Подняв глаза, Дубинко бросил тяжёлый взгляд на дорогу и неожиданно увидел приближающегося к его дому участкового Пашку Агафонова и с ним какого-то незнакомого мужчину в сером пиджаке и с "дипломатом".

Сердце лесника ёкнуло: он вспомнил, как утром зарёванная Маруська тщательно пудрила лицо и надевала на нос традиционные тёмные "стёкла".

"Донесла, дрянь! - подумал Андрей. - Угрожала, что заявит, и заявила-таки!"

Дубинко пожалел, что мало побил жену. Скомкав опустевшую пачку из-под "Примы", он зашвырнул её в кусты и, глубоко вздохнув, приготовился к встрече с милиционером.

- Здорово, Андрюха! - поприветствовал хозяина участковый. - Ты чего как с креста снятый?

- Да ты и сам, видать, знаешь, - невесело отвечал лесник. - Из-за Маруськи, небось, пришёл?

- Да нет, - удивился Агафонов. - Я только что из города. А что, опять? ...?!

Андрей горестно махнул рукой.

- Знаешь, Андрюха, - участковый был в весёлом расположении духа и решил подшутить, - Я в городе, напротив нашего РОВД, наблюдал такую картину: мужик прогуливал дога, суку с медалями. Так вот он на неё предохранительные штанишки надел, чтобы случайные кобели породу не испортили. Может быть, и твоей Маруське такие заказать?

- Да моей хоть у Петьки-жестянщика из нержавейки заказывай - ни хрена не поможет! А вот "медали" ей от меня перепадают - вчера ещё одну под левый глаз подвесил. Я-то думал, ты по этому поводу и пришёл.

Во время разговора незнакомец деликатно отошёл в сторону и, делая вид, что ничего не слышит, демонстративно изучал окрестности.

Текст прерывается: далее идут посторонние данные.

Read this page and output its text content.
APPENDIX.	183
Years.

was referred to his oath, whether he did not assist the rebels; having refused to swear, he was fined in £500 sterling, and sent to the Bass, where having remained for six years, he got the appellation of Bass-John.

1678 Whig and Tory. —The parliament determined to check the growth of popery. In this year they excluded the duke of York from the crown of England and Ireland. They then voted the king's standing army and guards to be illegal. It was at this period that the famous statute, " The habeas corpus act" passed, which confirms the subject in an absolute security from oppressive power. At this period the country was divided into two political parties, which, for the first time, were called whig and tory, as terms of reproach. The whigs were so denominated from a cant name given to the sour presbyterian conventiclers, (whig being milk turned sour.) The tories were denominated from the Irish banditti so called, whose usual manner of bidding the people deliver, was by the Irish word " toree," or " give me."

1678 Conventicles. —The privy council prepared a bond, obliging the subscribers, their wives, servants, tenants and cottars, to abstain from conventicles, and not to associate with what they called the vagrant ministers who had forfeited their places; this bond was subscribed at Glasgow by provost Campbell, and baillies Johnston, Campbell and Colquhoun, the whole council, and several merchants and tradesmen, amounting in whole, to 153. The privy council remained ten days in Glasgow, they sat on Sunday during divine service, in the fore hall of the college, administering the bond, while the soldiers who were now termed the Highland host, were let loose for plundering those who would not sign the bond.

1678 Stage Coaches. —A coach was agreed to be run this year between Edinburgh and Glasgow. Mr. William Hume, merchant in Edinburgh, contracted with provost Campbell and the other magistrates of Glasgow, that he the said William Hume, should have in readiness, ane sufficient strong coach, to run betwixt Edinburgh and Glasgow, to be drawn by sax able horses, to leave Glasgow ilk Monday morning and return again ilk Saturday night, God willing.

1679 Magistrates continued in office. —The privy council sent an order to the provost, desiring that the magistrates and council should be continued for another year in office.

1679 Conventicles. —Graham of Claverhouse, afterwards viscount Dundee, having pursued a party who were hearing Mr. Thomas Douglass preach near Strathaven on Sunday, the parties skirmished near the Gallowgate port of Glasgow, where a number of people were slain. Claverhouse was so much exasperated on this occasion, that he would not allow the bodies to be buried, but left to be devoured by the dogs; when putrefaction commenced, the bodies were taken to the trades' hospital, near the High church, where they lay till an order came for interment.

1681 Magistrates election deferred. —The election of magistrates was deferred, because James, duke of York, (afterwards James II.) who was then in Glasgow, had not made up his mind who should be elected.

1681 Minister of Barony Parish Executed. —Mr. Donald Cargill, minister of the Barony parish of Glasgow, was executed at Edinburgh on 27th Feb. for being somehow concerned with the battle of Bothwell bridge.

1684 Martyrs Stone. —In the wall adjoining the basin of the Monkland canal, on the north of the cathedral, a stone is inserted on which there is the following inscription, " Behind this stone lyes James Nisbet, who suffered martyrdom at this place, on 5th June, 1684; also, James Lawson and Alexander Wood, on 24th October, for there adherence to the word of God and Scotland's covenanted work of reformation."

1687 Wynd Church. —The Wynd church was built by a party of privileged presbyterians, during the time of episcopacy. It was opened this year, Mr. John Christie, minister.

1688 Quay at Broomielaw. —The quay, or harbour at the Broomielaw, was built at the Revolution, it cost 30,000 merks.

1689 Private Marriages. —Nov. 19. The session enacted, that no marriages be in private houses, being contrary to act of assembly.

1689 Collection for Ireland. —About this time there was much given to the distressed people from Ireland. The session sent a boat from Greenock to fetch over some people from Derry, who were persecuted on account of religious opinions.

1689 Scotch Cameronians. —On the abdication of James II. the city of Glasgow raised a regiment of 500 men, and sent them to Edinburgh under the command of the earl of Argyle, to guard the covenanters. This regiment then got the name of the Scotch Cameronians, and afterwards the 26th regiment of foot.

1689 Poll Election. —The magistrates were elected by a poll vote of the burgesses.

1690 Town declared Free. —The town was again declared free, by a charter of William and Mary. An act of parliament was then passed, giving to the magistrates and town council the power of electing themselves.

- Надоели вы мне со своими семейными разборками! Учти, Андрей, - доиграешься когда-нибудь, - счёл нужным предупредить Дубинко участковый. - Либо она тебя посадит за рукоприкладство, либо ты её ненароком по пьяни зашибёшь! Развёлся б ты с ней, что ли, сколько можно народ смешить!

Лесник стоял, потупившись.

- Ну да ладно, - переменил тему милиционер. - Я ведь к тебе по другому делу пришёл. Герман Петрович, поди-ка сюда!

Нежданный гость приблизился. Это был мужчина лет 35-ти, среднего роста, тёмно-русый, с тонкими чертами лица. Для сельского жителя его внешность могла показаться чуждой, но открытый взгляд и приятная улыбка располагали к себе. Лесник пожал тонкую и узкую, не крестьянскую руку Германа Петровича.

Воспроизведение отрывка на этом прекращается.